Die Energie-Experten untersuchten nun mögliche Alternativen zu Erdgas, darunter Wärmepumpen, Biogas, lokal erzeugter Wasserstoff oder den Bau einer Flüssiggasanlage (LNG). Die aussichtsreichste Alternative zur zweiten Erdgasleitung ist eine LNG-Anlage. Doch die würde sehr viel Fläche verbrauchen. Auch das vorübergehende Abschalten von Großkunden wie der Universität wurde in die Berechnungen aufgenommen. Das Fazit von Britta Kleinertz: „Viele alternative Lösungsoptionen weisen ein vernachlässigbares Potenzial auf.“
Bei ihren Berechnungen betrachteten die Wissenschaftler zwei Szenarien: Beim ersten wird weiter geheizt wie bisher. In diesem Fall würde auch nach 2030 mehr Erdgas benötigt als die Leitung technisch hergibt. Das zweite Szenario berücksichtigt die Konstanzer Klimaschutzziele. Hierbei sinkt der Erdgasbedarf ab 2030 unterhalb die technisch mögliche Leistung der bestehenden Leitung.

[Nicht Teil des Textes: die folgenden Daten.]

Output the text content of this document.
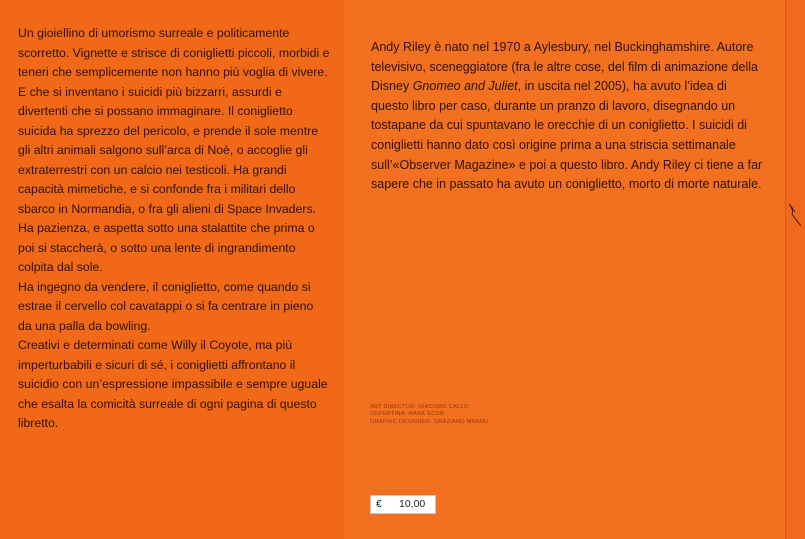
Un gioiellino di umorismo surreale e politicamente scorretto. Vignette e strisce di coniglietti piccoli, morbidi e teneri che semplicemente non hanno più voglia di vivere. E che si inventano i suicidi più bizzarri, assurdi e divertenti che si possano immaginare. Il coniglietto suicida ha sprezzo del pericolo, e prende il sole mentre gli altri animali salgono sull’arca di Noè, o accoglie gli extraterrestri con un calcio nei testicoli. Ha grandi capacità mimetiche, e si confonde fra i militari dello sbarco in Normandia, o fra gli alieni di Space Invaders.

Ha pazienza, e aspetta sotto una stalattite che prima o poi si staccherà, o sotto una lente di ingrandimento colpita dal sole.

Ha ingegno da vendere, il coniglietto, come quando si estrae il cervello col cavatappi o si fa centrare in pieno da una palla da bowling.

Creativi e determinati come Willy il Coyote, ma più imperturbabili e sicuri di sé, i coniglietti affrontano il suicidio con un’espressione impassibile e sempre uguale che esalta la comicità surreale di ogni pagina di questo libretto.

Andy Riley è nato nel 1970 a Aylesbury, nel Buckinghamshire. Autore televisivo, sceneggiatore (fra le altre cose, del film di animazione della Disney Gnomeo and Juliet, in uscita nel 2005), ha avuto l’idea di questo libro per caso, durante un pranzo di lavoro, disegnando un tostapane da cui spuntavano le orecchie di un coniglietto. I suicidi di coniglietti hanno dato così origine prima a una striscia settimanale sull’«Observer Magazine» e poi a questo libro. Andy Riley ci tiene a far sapere che in passato ha avuto un coniglietto, morto di morte naturale.

ART DIRECTOR: GIACOMO CALLO
COPERTINA: MARK ECOB
GRAPHIC DESIGNER: GRAZIANO MANNU
€ 10,00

Doch Britta Kleinertz betont: „Gegenüber der gesicherten Leistung von rund 306 MW besteht auch nach 2030 eine Deckungslücke, selbst wenn ein realistischer, aber ambitionierter Klimaschutzpfad befolgt wird.“ Deshalb müssten schon in diesem Winter Vorkehrungen getroffen werden.
Vororte könnten kalt werden
Klimaschützer bemängeln: Für die Versorgungssicherheit sei es sinnvoller, in einem extremen Winter Großverbraucher einige Tage nicht zu beheizen als Millionen von Euro in eine neue Pipeline zu investieren. Aber laut Gutachten reicht auch das nicht aus. Selbst nach dem Abschalten von Großkunden wie der Uni kann der Druck in der Gasleitung weiter fallen, wenn es zu kalt ist. Michael Müller erläutert: „Dann schalten zuerst die Heizungen in den Konstanzer Vororten alle ab, Tausende sitzen in kalten Wohnungen.“
Die Heizungen könnten auch nicht am nächsten Tag durch Erhöhen des Drucks einfach wieder in Gang gebracht werden. „Die Anlagen müssen alle per Hand wieder ans Netz genommen werden und das kann wochenlang dauern“, so Müller. Im kalten Jahr 2012 seien Bürgermeister durch ihre Gemeinden gefahren und hätten die Bürger aufgefordert, die Heizungen herunterzudrehen. „Aber wer macht das bei minus elf Grad Celsius?“, fragt Müller.
Doch Umweltschützer sehen das anders. So sagt Liv Friedrichs von der Umwelt- und Klimaschutzbewegung Extinction Rebellion: „Wir fordern die Stadtwerke Konstanz auf, die Planung der zweiten Gasleitung und die Werbung für Erdgas sofort zu stoppen. Wir brauchen die Stadtwerke, um die dringend nötige Energie- und Wärmewende voranzutreiben und nicht, um die knappe Zeit mit unnötigen Erdgasgeschäften zu verbummeln.“
Den Vorwurf, dass die Stadtwerke eine zweite Erdgasleitung wollen, um noch mehr Gas zu verkaufen, lässt Stadtwerke-Geschäftsführer Norbert Reuter nicht gelten. „Jede verbrauchte Einheit an Kohle und Erdgas ist zu viel, aber wir sind in der gesetzlichen Versorgungspflicht. Beide Optionen, eine neue Gasleitung oder eine LNG-Anlage, begeistern uns nicht. Das ist für uns auch nicht bequem.“ Im Januar soll die Entscheidung fallen.